I can’t knowledgeably speak of Mumia Abu-Jamal’s guilt or innocence, but several years ago I read a transcript of his trial and I can say it was a travesty. He should have at least been given a fair trial, and the appearance of new evidence should also have been officially considered. I am pretty sure that at least the brighter adherents of the Fraternal Order of Police know this, but they and others think it’s all right, or at least tolerable, because the accused is really guilty and because he attacked a police officer, which is not only a crime but offends their tribal sensibilities. In this they are not very different from a lot of other people, as the popularity of the proverb about the goring of oxen shows.
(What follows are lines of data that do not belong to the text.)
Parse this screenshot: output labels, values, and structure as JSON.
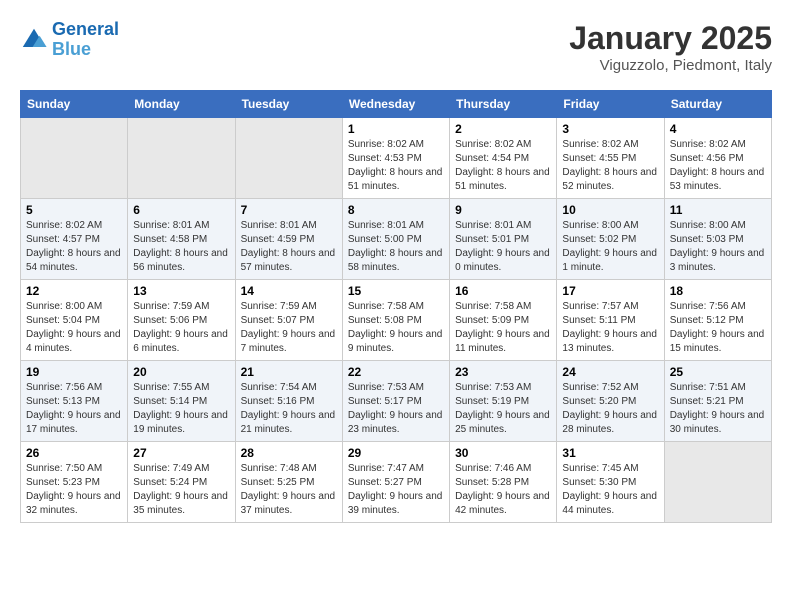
{
  "header": {
    "logo_line1": "General",
    "logo_line2": "Blue",
    "month_title": "January 2025",
    "location": "Viguzzolo, Piedmont, Italy"
  },
  "days_of_week": [
    "Sunday",
    "Monday",
    "Tuesday",
    "Wednesday",
    "Thursday",
    "Friday",
    "Saturday"
  ],
  "weeks": [
    [
      {
        "day": "",
        "info": ""
      },
      {
        "day": "",
        "info": ""
      },
      {
        "day": "",
        "info": ""
      },
      {
        "day": "1",
        "info": "Sunrise: 8:02 AM\nSunset: 4:53 PM\nDaylight: 8 hours and 51 minutes."
      },
      {
        "day": "2",
        "info": "Sunrise: 8:02 AM\nSunset: 4:54 PM\nDaylight: 8 hours and 51 minutes."
      },
      {
        "day": "3",
        "info": "Sunrise: 8:02 AM\nSunset: 4:55 PM\nDaylight: 8 hours and 52 minutes."
      },
      {
        "day": "4",
        "info": "Sunrise: 8:02 AM\nSunset: 4:56 PM\nDaylight: 8 hours and 53 minutes."
      }
    ],
    [
      {
        "day": "5",
        "info": "Sunrise: 8:02 AM\nSunset: 4:57 PM\nDaylight: 8 hours and 54 minutes."
      },
      {
        "day": "6",
        "info": "Sunrise: 8:01 AM\nSunset: 4:58 PM\nDaylight: 8 hours and 56 minutes."
      },
      {
        "day": "7",
        "info": "Sunrise: 8:01 AM\nSunset: 4:59 PM\nDaylight: 8 hours and 57 minutes."
      },
      {
        "day": "8",
        "info": "Sunrise: 8:01 AM\nSunset: 5:00 PM\nDaylight: 8 hours and 58 minutes."
      },
      {
        "day": "9",
        "info": "Sunrise: 8:01 AM\nSunset: 5:01 PM\nDaylight: 9 hours and 0 minutes."
      },
      {
        "day": "10",
        "info": "Sunrise: 8:00 AM\nSunset: 5:02 PM\nDaylight: 9 hours and 1 minute."
      },
      {
        "day": "11",
        "info": "Sunrise: 8:00 AM\nSunset: 5:03 PM\nDaylight: 9 hours and 3 minutes."
      }
    ],
    [
      {
        "day": "12",
        "info": "Sunrise: 8:00 AM\nSunset: 5:04 PM\nDaylight: 9 hours and 4 minutes."
      },
      {
        "day": "13",
        "info": "Sunrise: 7:59 AM\nSunset: 5:06 PM\nDaylight: 9 hours and 6 minutes."
      },
      {
        "day": "14",
        "info": "Sunrise: 7:59 AM\nSunset: 5:07 PM\nDaylight: 9 hours and 7 minutes."
      },
      {
        "day": "15",
        "info": "Sunrise: 7:58 AM\nSunset: 5:08 PM\nDaylight: 9 hours and 9 minutes."
      },
      {
        "day": "16",
        "info": "Sunrise: 7:58 AM\nSunset: 5:09 PM\nDaylight: 9 hours and 11 minutes."
      },
      {
        "day": "17",
        "info": "Sunrise: 7:57 AM\nSunset: 5:11 PM\nDaylight: 9 hours and 13 minutes."
      },
      {
        "day": "18",
        "info": "Sunrise: 7:56 AM\nSunset: 5:12 PM\nDaylight: 9 hours and 15 minutes."
      }
    ],
    [
      {
        "day": "19",
        "info": "Sunrise: 7:56 AM\nSunset: 5:13 PM\nDaylight: 9 hours and 17 minutes."
      },
      {
        "day": "20",
        "info": "Sunrise: 7:55 AM\nSunset: 5:14 PM\nDaylight: 9 hours and 19 minutes."
      },
      {
        "day": "21",
        "info": "Sunrise: 7:54 AM\nSunset: 5:16 PM\nDaylight: 9 hours and 21 minutes."
      },
      {
        "day": "22",
        "info": "Sunrise: 7:53 AM\nSunset: 5:17 PM\nDaylight: 9 hours and 23 minutes."
      },
      {
        "day": "23",
        "info": "Sunrise: 7:53 AM\nSunset: 5:19 PM\nDaylight: 9 hours and 25 minutes."
      },
      {
        "day": "24",
        "info": "Sunrise: 7:52 AM\nSunset: 5:20 PM\nDaylight: 9 hours and 28 minutes."
      },
      {
        "day": "25",
        "info": "Sunrise: 7:51 AM\nSunset: 5:21 PM\nDaylight: 9 hours and 30 minutes."
      }
    ],
    [
      {
        "day": "26",
        "info": "Sunrise: 7:50 AM\nSunset: 5:23 PM\nDaylight: 9 hours and 32 minutes."
      },
      {
        "day": "27",
        "info": "Sunrise: 7:49 AM\nSunset: 5:24 PM\nDaylight: 9 hours and 35 minutes."
      },
      {
        "day": "28",
        "info": "Sunrise: 7:48 AM\nSunset: 5:25 PM\nDaylight: 9 hours and 37 minutes."
      },
      {
        "day": "29",
        "info": "Sunrise: 7:47 AM\nSunset: 5:27 PM\nDaylight: 9 hours and 39 minutes."
      },
      {
        "day": "30",
        "info": "Sunrise: 7:46 AM\nSunset: 5:28 PM\nDaylight: 9 hours and 42 minutes."
      },
      {
        "day": "31",
        "info": "Sunrise: 7:45 AM\nSunset: 5:30 PM\nDaylight: 9 hours and 44 minutes."
      },
      {
        "day": "",
        "info": ""
      }
    ]
  ]
}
Dear Anarcissie: Can you explain why you believe that Mumia Abu-Jamal was not given a fair trial? And what is this “new evidence” to which you refer? Can you also explain what you meant when you used the term “tribal sensibilities” to referred to the police officers’ opposition to releasing an assassin like Mumia Abu-Jamal? If supporting the police makes someone part of a tribe, then we should all be part of that tribe. We all owe the police so much.
As I said, I read a transcript or record of the trial. Later, the judge was also said to have made comments indicating prejudice against the defendant. Actually, there is a great deal to the story, which the advocates of Mumia Abu-Jamal will be glad to supply you with in great volume if you’re curious.
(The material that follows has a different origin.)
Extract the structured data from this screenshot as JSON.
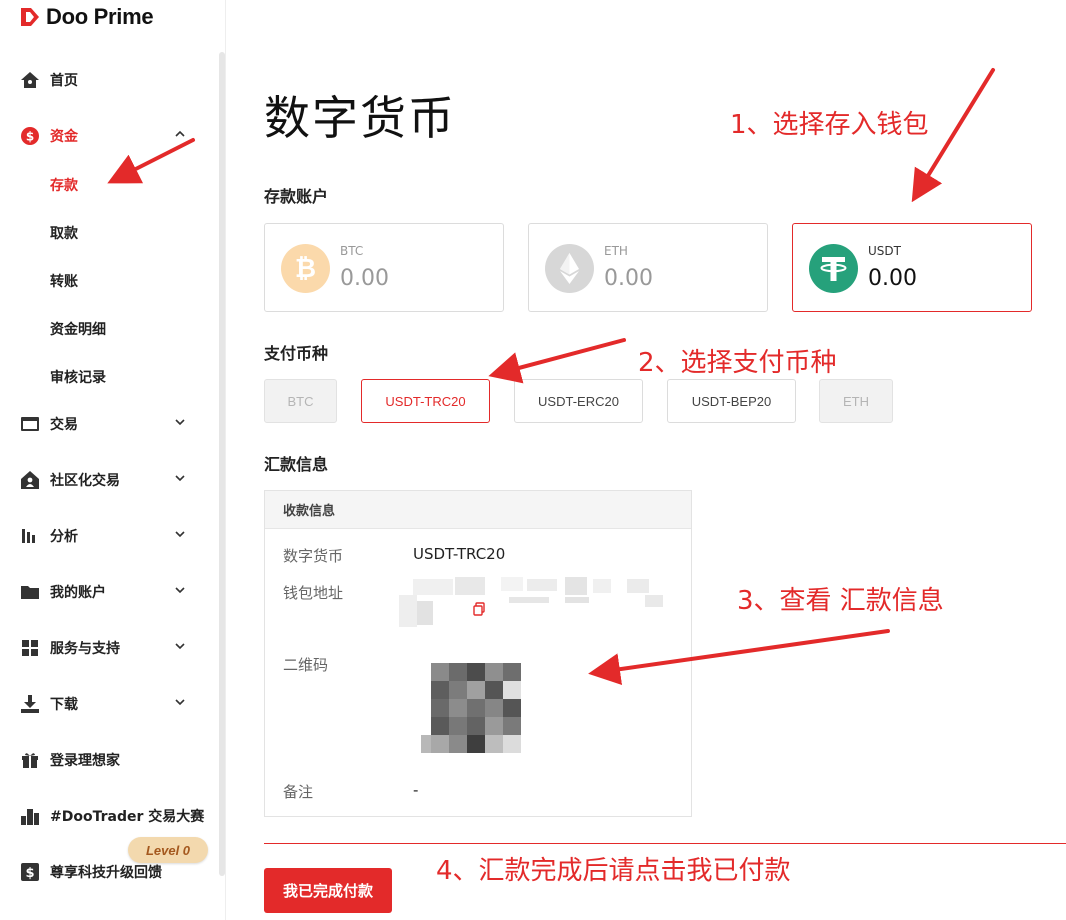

By ‘tribal sensibilities’ I mean the tendency of human beings to feel attachment to others whom they construe to be like themselves, whether because they are actually related, or because they are neighbors, or because the others belong to similar categories of race, nationality, ethnicity, religion, culture, class, social position, political opinion, ideology, occupation, and so forth. These attachments can be remarkably strong, to the point of overriding concerns about truth, justice, general welfare, humane conduct, reason, and other such abstractions. They can also provide a kind of focus which enables a relatively small group to have a large effect in the narrow area of its particular interest.
The record of all police everywhere is rather variegated, and does not prompt me to blind faith or unalloyed enthusiasm.
Dear Anarcissie: Can you specific examples of the judge’s allegedly prejudicial remarks about Mumia Abu-Jamal?
Not at this late date. As I said, if you want to research the issue, you can get loads of material from partisans of the cause. Or you can read the transcript yourself and see what you think.